NB. Lo schizzo della piantina del Jeddah Croniche è uscito abbastanza male, ne sono consapevole. :-////



venerdì 14 febbraio 2025

Ignorare la presentazione della Williams per protesta contro l'ingaggio di Sainz è ciò che ogni vero appassionato di Formula 1 dovrebbe fare: vi spiego perché

Ricordate quando qualche mese fa ci si indignava per via della presentazione collettiva delle livree, che ci sarà la prossima settimana? E ricordate quando negli anni passati ci si lamentava dei render, delle livree nuove sulle vecchie vetture e di quant'altro?
Tutto faceva pensare che una presentazione ufficiale, con tanto di vettura del 2025, anche se con una livrea one-off dato che è proibito svelare quella nuova prima dell'evento collettivo, potesse essere accolta con grande soddisfazione. Ma è andata davvero così?
Non proprio, a dire il vero. Ho visto commenti del tipo: a cosa serve presentare la nuova macchina se non c'è la nuova livrea? Oppure: a cosa serve presentare una vettura, se poi si arriva ultimi? Per non parlare del silenzio totale sui social che vi hanno riservato certi profili che negli anni passati facevano invettive contro le presentazioni fake. O delle critiche per essere andati "contro il regolamento", facendo una presentazione con le carte in regola.
Se mi è concesso essere sincera in tale senso, non mi sembra che perfino molti di quelli che si spacciano per appassionati seri e ben lontani dalla drivertosurviverizzazione galoppante siano tanto più culturalmente elevati di ciò che hanno sempre criticato. Un lato di me vuole sperare che quello che sta succedendo sia effetto della damnatio memoriae a cui la Williams, colpevole di avere affiancato Carlos Sainz ad Alexander Albon anziché il solito pilota pagante, è stata condannata dalle dure leggi dell'Appassionato Serio Di Motorsport(C). Però, a conti fatti, non sono convinta che sia una spiegazione migliore della driverstosurviverizzazione galoppante, anche se permette di scrivere ottimi titoli clickbait, come quello che ho scelto per questo post.
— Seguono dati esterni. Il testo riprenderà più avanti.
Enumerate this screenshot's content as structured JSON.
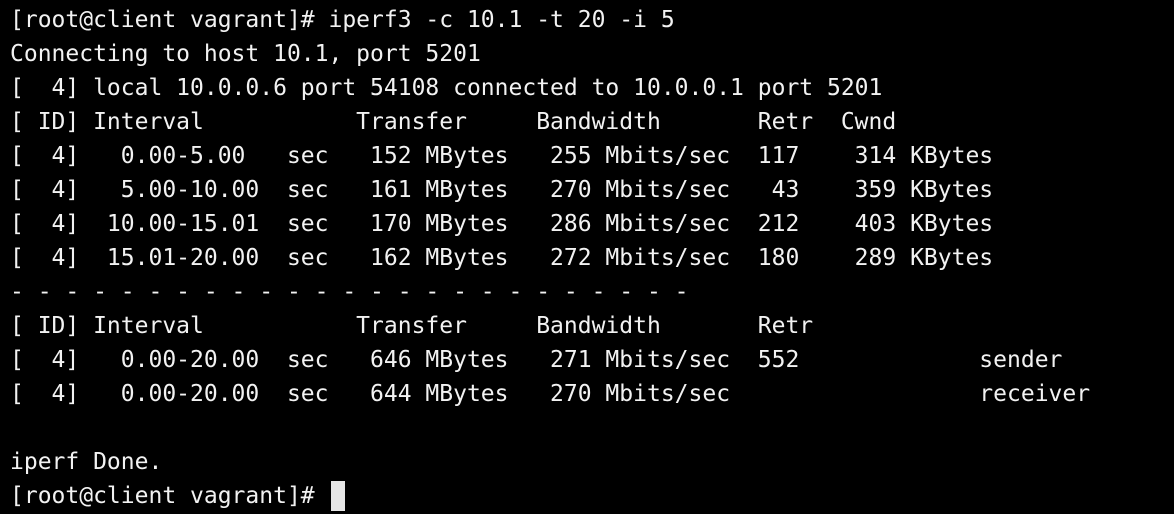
{
  "terminal": {
    "lines": [
      "[root@client vagrant]# iperf3 -c 10.1 -t 20 -i 5",
      "Connecting to host 10.1, port 5201",
      "[  4] local 10.0.0.6 port 54108 connected to 10.0.0.1 port 5201",
      "[ ID] Interval           Transfer     Bandwidth       Retr  Cwnd",
      "[  4]   0.00-5.00   sec   152 MBytes   255 Mbits/sec  117    314 KBytes",
      "[  4]   5.00-10.00  sec   161 MBytes   270 Mbits/sec   43    359 KBytes",
      "[  4]  10.00-15.01  sec   170 MBytes   286 Mbits/sec  212    403 KBytes",
      "[  4]  15.01-20.00  sec   162 MBytes   272 Mbits/sec  180    289 KBytes",
      "- - - - - - - - - - - - - - - - - - - - - - - - -",
      "[ ID] Interval           Transfer     Bandwidth       Retr",
      "[  4]   0.00-20.00  sec   646 MBytes   271 Mbits/sec  552             sender",
      "[  4]   0.00-20.00  sec   644 MBytes   270 Mbits/sec                  receiver",
      "",
      "iperf Done."
    ],
    "prompt": "[root@client vagrant]# ",
    "colors": {
      "background": "#000000",
      "text": "#f2f2f2",
      "cursor": "#e6e6e6"
    }
  }
}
Fonte della foto nello screenshot: profilo Xwitter della Williams.




martedì 17 dicembre 2024

In difesa della Williams e della sua scelta di schierare la coppia Albon/ Sainz

[Un ringraziamento a @CeppaRacing di Xwitter, per avermi suggerito di scrivere un post a tematica Williams per non pensare ai problemi operativi che si stanno accumulando al lavoro.]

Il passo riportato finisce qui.